The Whio, also known as the Blue Duck, is a unique and distinct species of duck found in New Zealand. It is a medium-sized duck with a stocky build, short neck, and short bill. Adults have a bluish-grey plumage, giving them their name, while juveniles have a more mottled appearance. They have dark eyes, strong legs, and partially webbed feet adapted for navigating fast-flowing rivers.
Whio/Blue Ducks are endemic to New Zealand and are primarily found in fast-flowing rivers and streams within forested and alpine regions. They are known to inhabit remote and pristine areas with clear water, boulders, and rocky habitats. They are particularly associated with clean, oxygen-rich waterways.
Whio/Blue Ducks are omnivorous, feeding on various aquatic invertebrates, such as insects, larvae, and freshwater crustaceans. They also consume small fish and occasionally feed on plant matter, including algae and aquatic vegetation. They are adept divers and can stay submerged for extended periods while foraging underwater.

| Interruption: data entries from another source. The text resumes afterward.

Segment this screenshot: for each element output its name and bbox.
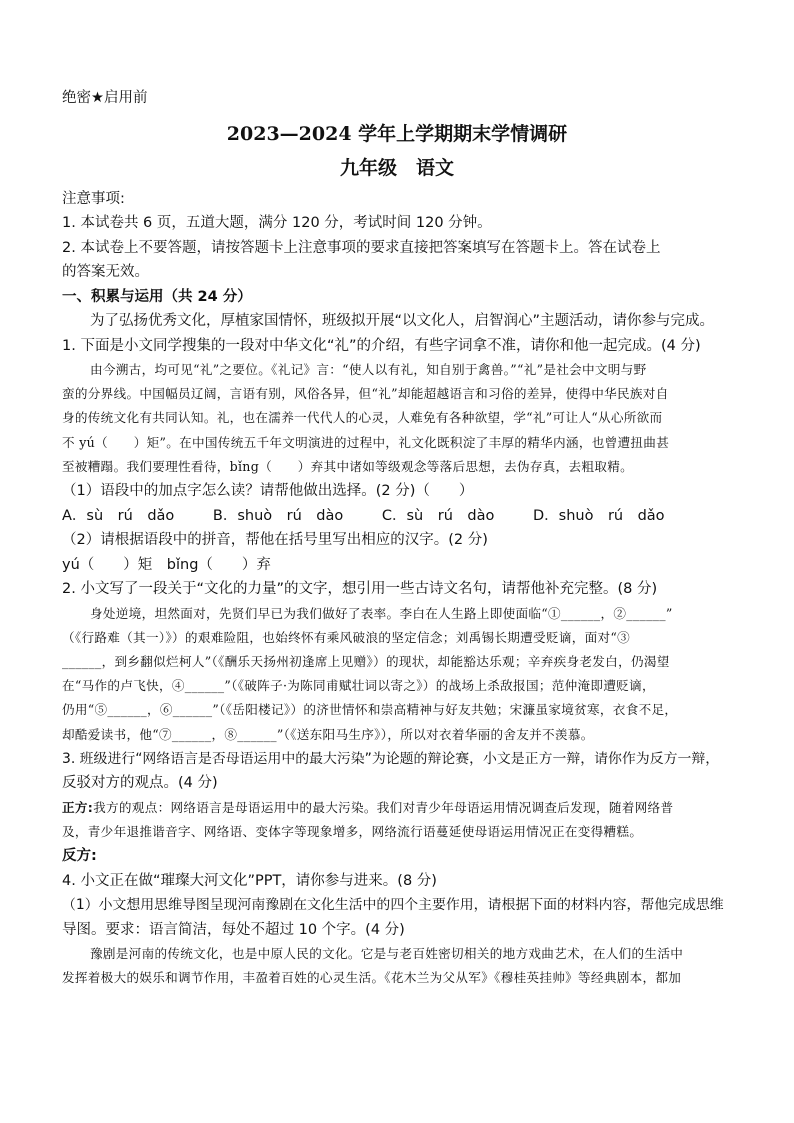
- q1-passage-line: 身的传统文化有共同认知。礼，也在濡养一代代人的心灵，人难免有各种欲望，学“礼”可让人“从心所欲而: [62, 410, 663, 426]
- q2-passage-line: 却酷爱读书，他“⑦______，⑧______”（《送东阳马生序》），所以对衣着华丽的舍友并不羡慕。: [62, 726, 594, 742]
- notice-item-2: 2. 本试卷上不要答题，请按答题卡上注意事项的要求直接把答案填写在答题卡上。答在试卷上: [62, 239, 661, 256]
- question-4-stem: 4. 小文正在做“璀璨大河文化”PPT，请你参与进来。(8 分): [62, 872, 437, 889]
- q1-option-d: D．shuò rú dǎo: [532, 507, 665, 524]
- q1-option-c: C．sù rú dào: [381, 507, 495, 524]
- q2-passage-line: 身处逆境，坦然面对，先贤们早已为我们做好了表率。李白在人生路上即使面临“①______，②______”: [90, 605, 673, 621]
- q3-pro-label: 正方:: [62, 799, 94, 815]
- q3-con-label: 反方:: [62, 848, 97, 865]
- q1-passage-line: 蛮的分界线。中国幅员辽阔，言语有别，风俗各异，但“礼”却能超越语言和习俗的差异，使得中华民族对自: [62, 386, 669, 402]
- exam-title: 2023—2024 学年上学期期末学情调研: [226, 122, 568, 145]
- q4-sub-question-1: （1）小文想用思维导图呈现河南豫剧在文化生活中的四个主要作用，请根据下面的材料内容，帮他完成思维: [62, 897, 724, 914]
- notice-item-2-cont: 的答案无效。: [62, 264, 149, 280]
- question-3-stem: 3. 班级进行“网络语言是否母语运用中的最大污染”为论题的辩论赛，小文是正方一辩，请你作为反方一辩，: [62, 750, 720, 767]
- question-3-stem-cont: 反驳对方的观点。(4 分): [62, 775, 218, 792]
- q1-sub-question-1: （1）语段中的加点字怎么读？请帮他做出选择。(2 分)（ ）: [62, 483, 474, 500]
- notice-heading: 注意事项:: [62, 190, 125, 207]
- notice-item-1: 1. 本试卷共 6 页，五道大题，满分 120 分，考试时间 120 分钟。: [62, 215, 492, 231]
- q1-passage-line: 由今溯古，均可见“礼”之要位。《礼记》言：“使人以有礼，知自别于禽兽。”“礼”是社会中文明与野: [90, 362, 647, 377]
- question-1-stem: 1. 下面是小文同学搜集的一段对中华文化“礼”的介绍，有些字词拿不准，请你和他一起完成。(4 分): [62, 337, 701, 354]
- q1-fill-blanks: yú（ ）矩 bǐng（ ）弃: [62, 556, 271, 573]
- q1-options: [62, 504, 732, 529]
- q2-passage-line: ______，到乡翻似烂柯人”（《酬乐天扬州初逢席上见赠》）的现状，却能豁达乐观；辛弃疾身老发白，仍渴望: [62, 653, 670, 669]
- exam-page: [62, 86, 732, 991]
- section-1-heading: 一、积累与运用（共 24 分）: [62, 288, 252, 305]
- q4-sub-question-1-cont: 导图。要求：语言简洁，每处不超过 10 个字。(4 分): [62, 921, 405, 938]
- section-1-intro: 为了弘扬优秀文化，厚植家国情怀，班级拟开展“以文化人，启智润心”主题活动，请你参与完成。: [90, 313, 715, 329]
- q3-pro-argument: [62, 796, 732, 820]
- q2-passage-line: 仍用“⑤______，⑥______”（《岳阳楼记》）的济世情怀和崇高精神与好友共勉；宋濂虽家境贫寒，衣食不足，: [62, 702, 678, 718]
- question-2-stem: 2. 小文写了一段关于“文化的力量”的文字，想引用一些古诗文名句，请帮他补充完整。(8 分): [62, 581, 658, 598]
- q1-sub-question-2: （2）请根据语段中的拼音，帮他在括号里写出相应的汉字。(2 分): [62, 532, 488, 549]
- q1-passage-line: 至被糟蹋。我们要理性看待，bǐng（ ）弃其中诸如等级观念等落后思想，去伪存真，去粗取精。: [62, 458, 633, 474]
- q1-option-b: B．shuò rú dào: [212, 507, 344, 524]
- q2-passage-line: （《行路难（其一）》）的艰难险阻，也始终怀有乘风破浪的坚定信念；刘禹锡长期遭受贬谪，面对“③: [62, 629, 631, 645]
- confidential-mark: 绝密★启用前: [62, 90, 148, 106]
- exam-subtitle: 九年级 语文: [339, 156, 454, 179]
- q1-option-a: A．sù rú dǎo: [62, 507, 175, 524]
- q1-passage-line: 不 yú（ ）矩”。在中国传统五千年文明演进的过程中，礼文化既积淀了丰厚的精华内涵，也曾遭扭曲甚: [62, 434, 670, 450]
- q4-passage-line: 豫剧是河南的传统文化，也是中原人民的文化。它是与老百姓密切相关的地方戏曲艺术，在人们的生活中: [90, 946, 684, 962]
- q2-passage-line: 在“马作的卢飞快，④______”（《破阵子·为陈同甫赋壮词以寄之》）的战场上杀敌报国；范仲淹即遭贬谪，: [62, 678, 655, 694]
- q3-pro-argument-cont: 及，青少年退推谐音字、网络语、变体字等现象增多，网络流行语蔓延使母语运用情况正在变得糟糕。: [62, 823, 643, 839]
- q3-pro-text: 我方的观点：网络语言是母语运用中的最大污染。我们对青少年母语运用情况调查后发现，随着网络普: [93, 799, 674, 815]
- q4-passage-line: 发挥着极大的娱乐和调节作用，丰盈着百姓的心灵生活。《花木兰为父从军》《穆桂英挂帅》等经典剧本，都加: [62, 970, 682, 986]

Whio/Blue Ducks form monogamous pairs during the breeding season. They build their nests in rock crevices, under overhanging banks, or within natural cavities near waterways. The female lays a clutch of 6-8 eggs, and both parents take turns incubating the eggs. After hatching, the chicks are led to nearby water by the female, where they learn to swim and feed.
The Whio/Blue Duck is considered a threatened species in New Zealand. It is classified as "Nationally Vulnerable" by the New Zealand Threat Classification System. The primary threats to their population include habitat loss and degradation due to hydroelectric dams, pollution, invasive predators (such as stoats and rats), and competition with introduced species. Conservation efforts focus on predator control, habitat restoration, and captive breeding programs to safeguard their future.
Whio/Blue Ducks do not have specific tree or plant preferences. Their habitat primarily revolves around fast-flowing rivers and streams rather than particular tree species.